Now, let's generate questions based on the document's content using a question generation model.

In [None]:
# Initialize the question generation pipeline
question_generator = pipeline("text2text-generation", model="valhalla/t5-base-qg-hl")

def generate_questions_pipeline(text, min_questions=3):
    # Generate questions from the text
    questions = question_generator(f"generate questions: {text}", max_length=512, num_return_sequences=min_questions)
    return [q['generated_text'] for q in questions]

# Generate questions for each passage
all_questions = []
for i, passage in enumerate(passages[:5]):  # Limit to first 5 passages for demonstration
    print(f"Passage {i+1}:\n{passage[:500]}...\n")  # Print first 500 chars of passage
    
    # Generate at least 3 questions for each passage
    questions = generate_questions_pipeline(passage)
    
    # If we couldn't generate enough questions, try with smaller chunks
    if len(questions) < 3 and len(passage.split()) > 100:
        # Split the passage into smaller chunks
        sentences = sent_tokenize(passage)
        mid = len(sentences) // 2
        chunk1 = " ".join(sentences[:mid])
        chunk2 = " ".join(sentences[mid:])
        
        # Generate questions from each chunk
        questions1 = generate_questions_pipeline(chunk1)
        questions2 = generate_questions_pipeline(chunk2)
        questions = questions1 + questions2
    
    print("Generated Questions:")
    for q in questions:
        print(f"- {q}")
        all_questions.append((q, passage))  # Store question with its context
    
    print("\n" + "-"*50 + "\n")

## Step 8: Answer the Generated Questions

Finally, let's use a question-answering model to find answers to the generated questions within the text.

In [None]:
# Initialize the question-answering pipeline
qa_pipeline = pipeline("question-answering", model="deepset/roberta-base-squad2")

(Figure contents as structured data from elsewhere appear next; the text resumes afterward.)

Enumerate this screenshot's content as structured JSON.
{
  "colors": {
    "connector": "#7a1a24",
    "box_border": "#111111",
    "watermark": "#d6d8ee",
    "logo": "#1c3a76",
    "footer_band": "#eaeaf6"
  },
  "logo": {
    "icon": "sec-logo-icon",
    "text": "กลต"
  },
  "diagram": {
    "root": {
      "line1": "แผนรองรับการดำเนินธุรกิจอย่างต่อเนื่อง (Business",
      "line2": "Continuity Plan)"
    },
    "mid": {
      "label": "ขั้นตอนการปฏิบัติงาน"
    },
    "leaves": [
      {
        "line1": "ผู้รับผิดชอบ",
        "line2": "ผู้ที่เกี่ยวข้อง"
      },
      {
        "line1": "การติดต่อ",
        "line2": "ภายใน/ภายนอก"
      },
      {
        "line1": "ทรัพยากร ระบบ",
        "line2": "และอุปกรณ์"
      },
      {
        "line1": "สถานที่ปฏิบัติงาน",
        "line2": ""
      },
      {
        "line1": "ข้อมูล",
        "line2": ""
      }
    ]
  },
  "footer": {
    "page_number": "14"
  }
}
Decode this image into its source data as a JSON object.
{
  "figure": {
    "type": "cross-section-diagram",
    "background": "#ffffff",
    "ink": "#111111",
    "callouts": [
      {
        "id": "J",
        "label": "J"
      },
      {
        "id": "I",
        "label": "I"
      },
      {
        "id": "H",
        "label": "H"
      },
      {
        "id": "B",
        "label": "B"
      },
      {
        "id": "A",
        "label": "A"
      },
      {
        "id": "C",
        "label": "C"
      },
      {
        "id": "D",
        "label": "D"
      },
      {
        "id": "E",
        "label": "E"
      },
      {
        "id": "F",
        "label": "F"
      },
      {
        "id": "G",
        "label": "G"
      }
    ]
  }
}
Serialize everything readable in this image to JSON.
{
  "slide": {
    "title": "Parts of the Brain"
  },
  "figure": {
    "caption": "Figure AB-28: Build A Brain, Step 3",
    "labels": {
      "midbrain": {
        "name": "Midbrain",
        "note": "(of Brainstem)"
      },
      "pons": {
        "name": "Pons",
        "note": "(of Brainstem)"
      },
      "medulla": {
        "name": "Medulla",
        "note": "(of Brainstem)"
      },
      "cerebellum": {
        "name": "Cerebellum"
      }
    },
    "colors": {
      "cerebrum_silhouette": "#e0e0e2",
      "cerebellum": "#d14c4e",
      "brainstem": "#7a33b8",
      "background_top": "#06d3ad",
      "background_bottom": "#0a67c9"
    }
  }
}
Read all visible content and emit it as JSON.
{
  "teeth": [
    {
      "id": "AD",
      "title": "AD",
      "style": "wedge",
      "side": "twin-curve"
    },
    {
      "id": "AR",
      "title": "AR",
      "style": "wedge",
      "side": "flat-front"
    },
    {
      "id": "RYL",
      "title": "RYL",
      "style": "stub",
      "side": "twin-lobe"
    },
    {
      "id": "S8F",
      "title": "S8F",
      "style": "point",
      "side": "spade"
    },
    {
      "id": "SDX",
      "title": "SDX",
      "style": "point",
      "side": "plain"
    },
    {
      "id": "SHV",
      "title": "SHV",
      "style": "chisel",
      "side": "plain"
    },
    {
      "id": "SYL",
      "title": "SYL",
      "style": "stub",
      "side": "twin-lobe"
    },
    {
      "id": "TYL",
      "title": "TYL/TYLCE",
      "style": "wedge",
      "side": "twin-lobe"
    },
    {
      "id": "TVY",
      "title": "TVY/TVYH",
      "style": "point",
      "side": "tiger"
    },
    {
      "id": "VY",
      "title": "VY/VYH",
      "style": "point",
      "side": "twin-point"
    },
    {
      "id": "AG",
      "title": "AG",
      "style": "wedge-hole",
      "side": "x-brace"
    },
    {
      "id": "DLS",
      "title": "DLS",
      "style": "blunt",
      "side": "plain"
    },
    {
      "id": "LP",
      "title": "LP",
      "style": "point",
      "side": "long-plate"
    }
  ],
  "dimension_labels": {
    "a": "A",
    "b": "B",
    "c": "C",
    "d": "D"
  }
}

# Function to answer unique questions
def answer_unique_questions(questions_with_context):
    answered_questions = set()  # To track which questions we've already answered
    
    for question, context in questions_with_context:
        # Skip if we've already answered this question
        if question in answered_questions:
            continue
        
        # Add to the set of answered questions
        answered_questions.add(question)
        
        # Get the answer
        answer = qa_pipeline(question=question, context=context)
        
        # Print the question and answer
        print(f"Q: {question}")
        print(f"A: {answer['answer']}\n")

# Answer the generated questions
answer_unique_questions(all_questions)

## Conclusion

In this notebook, we've demonstrated how to use Large Language Models (LLMs) for document analysis. We've:

1. Extracted text from a PDF document
2. Summarized the document using a pre-trained model
3. Split the document into manageable passages
4. Generated questions from the passages
5. Answered those questions using a question-answering model

This approach can be applied to various types of documents for information extraction, summarization, and question answering tasks.